Seven Hills State School is a government primary (Prep–6) school for boys and girls at 152 D'Arcy Road. In 2018, the school had an enrolment of 522 students with 38 teachers (33 full-time equivalent) and 25 non-teaching staff (14 full-time equivalent). It includes a special education program.

There are no secondary schools in Seven Hills. The nearest government secondary schools are Balmoral State High School in Balmoral to the north, Whites Hill State College in neighbouring Camp Hill to the south-east, and Coorparoo Secondary College in Coorparoo to the south-west.

== Public transport ==
There has been no railway station in Seven Hills since the closure of the Belmont Tramway in 1926, but Norman Park and Morningside stations are within walking distance of the western side of the suburb. Three radial bus corridors serve the suburb. Two express bus routes alternate to provide a connection between the Brisbane central business district and Cannon Hill Shopping Centre bus station along a corridor that passes through Seven Hills. One all-stops bus route passes centrally through Seven Hills on a route connecting Fortitude Valley and Carindale Shopping Centre. A peak route and an all-stops route connect Fortitude Valley and Cannon Hill Shopping Centre, passing along the southern border of Seven Hills.

== Cycling and walking ==
The main thoroughfare of Oateson Skyline Drive includes bicycle lanes, which continue southward along Wiles Street, Camp Hill and provide connectivity with the citywide bicycle network.
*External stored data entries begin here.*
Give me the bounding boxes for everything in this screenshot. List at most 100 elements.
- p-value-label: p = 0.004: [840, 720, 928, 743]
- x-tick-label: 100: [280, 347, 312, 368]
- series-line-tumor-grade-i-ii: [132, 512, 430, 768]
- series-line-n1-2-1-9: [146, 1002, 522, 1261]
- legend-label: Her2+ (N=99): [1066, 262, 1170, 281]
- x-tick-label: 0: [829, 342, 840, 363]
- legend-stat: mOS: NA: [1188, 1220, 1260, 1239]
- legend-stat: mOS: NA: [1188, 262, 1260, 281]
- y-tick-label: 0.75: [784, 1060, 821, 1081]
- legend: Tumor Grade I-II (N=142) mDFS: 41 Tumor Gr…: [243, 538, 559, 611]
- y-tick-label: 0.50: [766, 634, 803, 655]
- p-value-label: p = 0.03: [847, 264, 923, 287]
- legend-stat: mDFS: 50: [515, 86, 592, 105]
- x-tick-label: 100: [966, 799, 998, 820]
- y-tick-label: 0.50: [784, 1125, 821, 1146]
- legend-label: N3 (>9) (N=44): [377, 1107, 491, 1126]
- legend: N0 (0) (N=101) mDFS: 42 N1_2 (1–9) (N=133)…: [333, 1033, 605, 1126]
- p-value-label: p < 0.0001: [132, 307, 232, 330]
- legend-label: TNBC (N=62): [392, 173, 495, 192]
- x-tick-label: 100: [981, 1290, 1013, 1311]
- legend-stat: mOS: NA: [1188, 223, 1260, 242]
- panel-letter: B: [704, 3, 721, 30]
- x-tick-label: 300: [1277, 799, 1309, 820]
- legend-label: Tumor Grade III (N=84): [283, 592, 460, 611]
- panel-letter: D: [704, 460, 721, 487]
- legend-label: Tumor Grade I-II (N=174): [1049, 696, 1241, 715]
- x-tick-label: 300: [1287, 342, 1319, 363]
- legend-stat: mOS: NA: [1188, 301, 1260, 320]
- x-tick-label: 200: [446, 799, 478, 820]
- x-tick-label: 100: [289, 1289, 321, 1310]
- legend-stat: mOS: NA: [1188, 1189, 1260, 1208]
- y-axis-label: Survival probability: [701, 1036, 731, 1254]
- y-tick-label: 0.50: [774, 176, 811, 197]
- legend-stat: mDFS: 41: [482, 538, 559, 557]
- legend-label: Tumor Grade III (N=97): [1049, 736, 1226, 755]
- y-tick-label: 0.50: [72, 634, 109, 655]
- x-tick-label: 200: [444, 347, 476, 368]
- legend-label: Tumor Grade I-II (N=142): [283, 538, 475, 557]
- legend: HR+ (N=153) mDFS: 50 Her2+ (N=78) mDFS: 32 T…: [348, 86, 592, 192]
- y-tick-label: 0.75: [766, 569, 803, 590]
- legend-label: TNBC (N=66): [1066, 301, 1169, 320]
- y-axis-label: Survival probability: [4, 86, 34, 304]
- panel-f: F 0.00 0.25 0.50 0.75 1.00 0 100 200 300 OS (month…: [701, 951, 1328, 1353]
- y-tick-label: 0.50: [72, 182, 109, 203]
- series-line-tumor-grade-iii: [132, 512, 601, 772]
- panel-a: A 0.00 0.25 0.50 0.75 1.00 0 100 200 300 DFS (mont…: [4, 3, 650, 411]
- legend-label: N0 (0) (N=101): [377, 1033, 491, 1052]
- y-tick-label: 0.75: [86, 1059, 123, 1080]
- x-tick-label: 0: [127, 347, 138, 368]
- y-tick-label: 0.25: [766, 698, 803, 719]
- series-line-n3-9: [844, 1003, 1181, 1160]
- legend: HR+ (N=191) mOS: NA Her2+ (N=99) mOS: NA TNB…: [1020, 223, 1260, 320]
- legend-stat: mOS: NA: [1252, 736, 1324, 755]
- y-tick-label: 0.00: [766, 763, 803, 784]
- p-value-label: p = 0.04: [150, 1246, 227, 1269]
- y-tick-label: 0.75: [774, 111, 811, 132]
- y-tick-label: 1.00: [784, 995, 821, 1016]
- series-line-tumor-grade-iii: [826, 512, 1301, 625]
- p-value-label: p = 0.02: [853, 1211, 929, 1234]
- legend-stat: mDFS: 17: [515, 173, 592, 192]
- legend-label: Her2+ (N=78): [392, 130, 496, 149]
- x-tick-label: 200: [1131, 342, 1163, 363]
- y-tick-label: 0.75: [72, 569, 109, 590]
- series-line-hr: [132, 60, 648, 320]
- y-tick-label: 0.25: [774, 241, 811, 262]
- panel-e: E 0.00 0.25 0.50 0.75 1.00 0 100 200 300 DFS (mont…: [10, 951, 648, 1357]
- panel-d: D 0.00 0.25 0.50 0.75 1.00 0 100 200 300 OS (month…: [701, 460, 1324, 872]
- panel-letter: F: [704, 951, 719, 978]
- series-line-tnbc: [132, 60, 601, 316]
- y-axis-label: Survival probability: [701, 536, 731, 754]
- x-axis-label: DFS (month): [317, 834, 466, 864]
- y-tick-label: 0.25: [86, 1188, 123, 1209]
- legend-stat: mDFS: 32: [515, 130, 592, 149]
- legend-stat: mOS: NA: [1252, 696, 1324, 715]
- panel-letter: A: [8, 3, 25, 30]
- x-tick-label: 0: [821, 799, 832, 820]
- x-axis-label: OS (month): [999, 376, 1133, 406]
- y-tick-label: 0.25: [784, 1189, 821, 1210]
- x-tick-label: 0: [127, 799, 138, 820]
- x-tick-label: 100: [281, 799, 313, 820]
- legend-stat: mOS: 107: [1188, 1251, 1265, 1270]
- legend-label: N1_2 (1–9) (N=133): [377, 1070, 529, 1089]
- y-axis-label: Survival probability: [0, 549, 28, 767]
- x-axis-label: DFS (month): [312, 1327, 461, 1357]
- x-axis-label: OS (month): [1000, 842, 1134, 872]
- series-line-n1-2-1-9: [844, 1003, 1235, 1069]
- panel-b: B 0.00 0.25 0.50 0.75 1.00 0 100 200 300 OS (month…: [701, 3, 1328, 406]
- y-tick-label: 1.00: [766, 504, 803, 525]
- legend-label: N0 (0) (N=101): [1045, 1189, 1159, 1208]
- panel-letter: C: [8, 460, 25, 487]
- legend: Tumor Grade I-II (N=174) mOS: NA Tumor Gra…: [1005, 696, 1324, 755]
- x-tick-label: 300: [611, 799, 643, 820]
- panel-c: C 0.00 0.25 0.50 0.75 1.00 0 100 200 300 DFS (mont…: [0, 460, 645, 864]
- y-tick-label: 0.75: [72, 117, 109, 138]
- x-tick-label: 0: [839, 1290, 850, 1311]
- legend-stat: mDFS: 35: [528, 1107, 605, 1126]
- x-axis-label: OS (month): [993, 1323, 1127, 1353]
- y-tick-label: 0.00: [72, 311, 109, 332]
There is a network of narrow, and generally steep heritage walking paths located within public easements between residential properties. The smaller local streets and the major roads mostly have paved footpaths on one or both sides. Oateson Skyline Drive is median-divided and contains kerb extensions that promote safe pedestrian crossing. Aside from a small number of local parks, the major recreational walking attraction is the 52 Hectare Seven Hills Bushland Reserve located on the north east side of the suburb. The reserve contains a signed network of tracks for walking and fire access.